Différenciées, ces pratiques le sont également. Ainsi on constate que dans nombre d’hôpitaux, l’administration développe, conformément du reste aux directives ministérielles et maintenant à la législation en la matière, une politique bien plus hospitalière à l’égard des pauvres que ce n’était le cas il y a quelques années et, je dois le dire aussi, bien plus hospitalière que ne le souhaitaient la plupart des médecins et des paramédicaux. Les médecins, en particulier, maintiennent une position éthique restrictive en ce domaine : « Nous sommes là pour soigner, disent-ils souvent, nous ne faisons aucune différence, quel que soit le statut du patient. » Mais, ajoutent-ils, « s’ils n’ont pas de droits sociaux ouverts ou s’ils n’ont pas les moyens de s’acheter les médicaments, ce n’est pas notre problème ». Dans plusieurs hôpitaux de la région parisienne, ils ont été les principaux ennemis, souvent occultes, des dispositifs précarité mis en place par un de leurs collègues. Ce n’était plus seulement les pauvres qui devenaient pour eux indésirables, mais aussi les médecins des pauvres. Transfert classique où l’agressivité à l’égard d’un public se trouve déplacée sur les professionnels et les institutions qui le prennent en charge.

Là encore, tout propos mérite d’être différencié et l’enquête conduite en Seine-Saint-Denis caractérise, au moins dans les discours, deux attitudes opposées dans le cadre des urgences : celle du “médecin large”, que certains trouvent même trop laxiste, mais qui se préoccupe de ces questions, et celle du “médecin ferme” qui, lui, refuse de prendre en compte des critères sociaux dans sa prise en charge. Politiques hospitalières et pratiques inhospitalières. Que la formulation ne paraisse pas trop dure ni le constat trop cynique. Chacun doit se réjouir des avancées de la législation, même si la Couverture médicale universelle risque de faire apparaître des discriminations nouvelles qui tendaient à s’estomper, comme pour ce qui concerne les étrangers en situation irrégulière qui, dans certains hôpitaux parisiens, représentent la majorité des patients dits précaires.

Chacun peut aussi constater une certaine prise de conscience de missions délaissées de l’hôpital en tant que service public, de l’ouverture de permanences d’accueil social et de soins, de développement d’interfaces avec la ville à travers des réseaux de soins. Mais personne ne peut être dupe de la permanence d’un traitement différentiel, et parfois discriminatoire, des pauvres, notamment étrangers. Je ne prendrai qu’un exemple qui me semble, bien que minime en apparence, au cœur de notre sujet : quand un patient est en retard, nous nous en accommodons ou nous nous en indignons ; mais si ce patient est pauvre, nous disons que c’est parce qu’il est pauvre, que les pauvres n’ont plus le sens du temps et de la ponctualité, qu’il faut leur donner des rendez-vous stricts pour leur apprendre à retrouver leurs repères. Il suffit d’un patient en retard dans une consultation de précarité quand, dans une consultation normale, le fait passerait quasiment inaperçu, pour nous confirmer dans la représentation que nous nous faisons des pauvres mauvais gestionnaires de leur temps. Cette surdétermination culturelle, qui n’est rien d’autre que la réactualisation de la culture de la pauvreté, est le signe le plus invisible et le plus constant de notre intolérance.

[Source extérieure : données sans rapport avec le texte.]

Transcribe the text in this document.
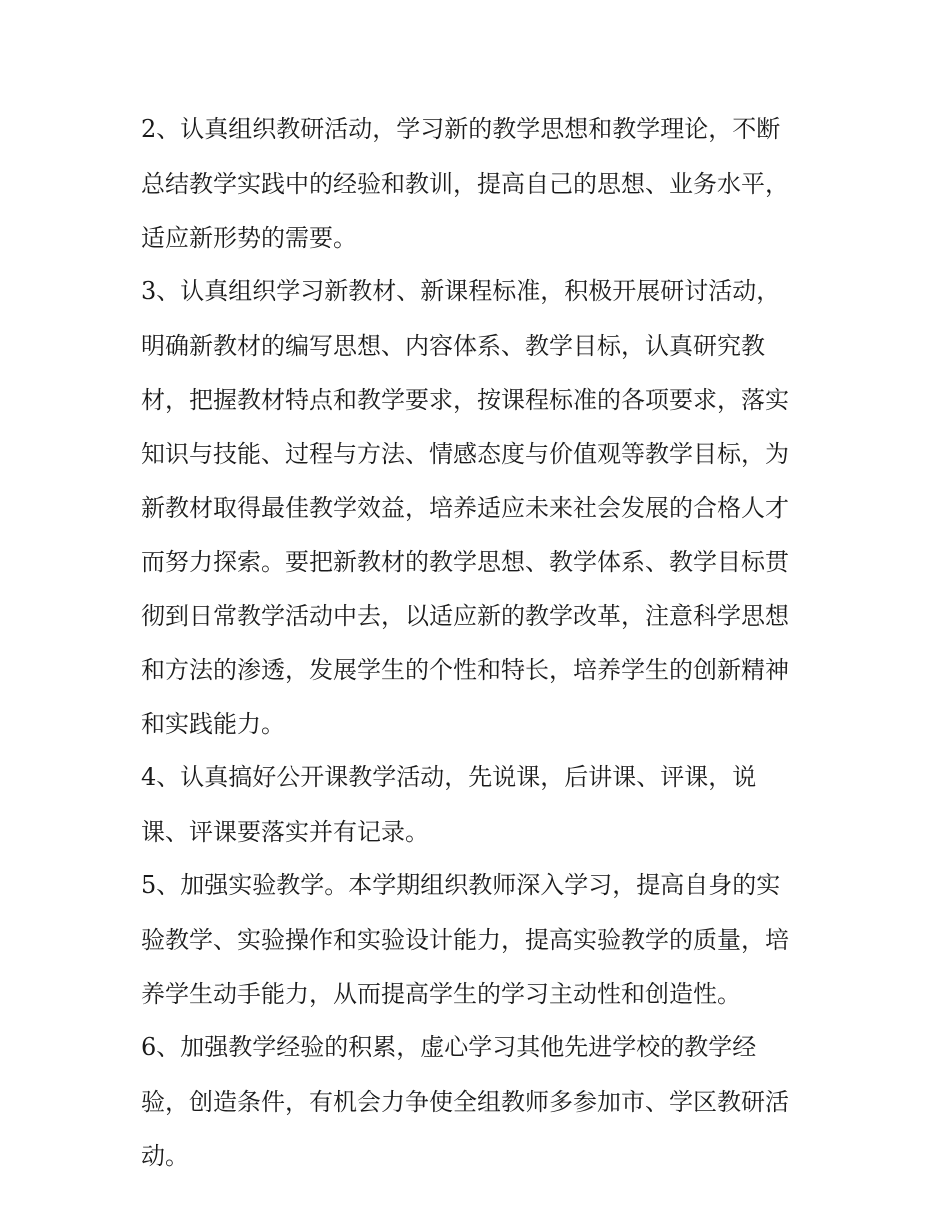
2、认真组织教研活动，学习新的教学思想和教学理论，不断
总结教学实践中的经验和教训，提高自己的思想、业务水平，
适应新形势的需要。
3、认真组织学习新教材、新课程标准，积极开展研讨活动，
明确新教材的编写思想、内容体系、教学目标，认真研究教
材，把握教材特点和教学要求，按课程标准的各项要求，落实
知识与技能、过程与方法、情感态度与价值观等教学目标，为
新教材取得最佳教学效益，培养适应未来社会发展的合格人才
而努力探索。要把新教材的教学思想、教学体系、教学目标贯
彻到日常教学活动中去，以适应新的教学改革，注意科学思想
和方法的渗透，发展学生的个性和特长，培养学生的创新精神
和实践能力。
4、认真搞好公开课教学活动，先说课，后讲课、评课，说
课、评课要落实并有记录。
5、加强实验教学。本学期组织教师深入学习，提高自身的实
验教学、实验操作和实验设计能力，提高实验教学的质量，培
养学生动手能力，从而提高学生的学习主动性和创造性。
6、加强教学经验的积累，虚心学习其他先进学校的教学经
验，创造条件，有机会力争使全组教师多参加市、学区教研活
动。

Politiques hospitalières, pratiques inhospitalières. Si comme je l’ai dit, cette tension trouve son origine dans le désir et l’indésirabilité dont on entoure les pauvres, peut-être faut-il, pour en sortir, passer d’un régime implicite de justification de la mission de l’hôpital en termes d’obligations (obligation morale de soigner qui est l’équivalent de l’obligation morale de donner aux pauvres) à un régime explicite de revendication des droits sociaux (en matière d’accès aux soins comme de logement ou de revenus). De l’obligation d’assistance aux droits sociaux : c’est aussi compliqué que cela.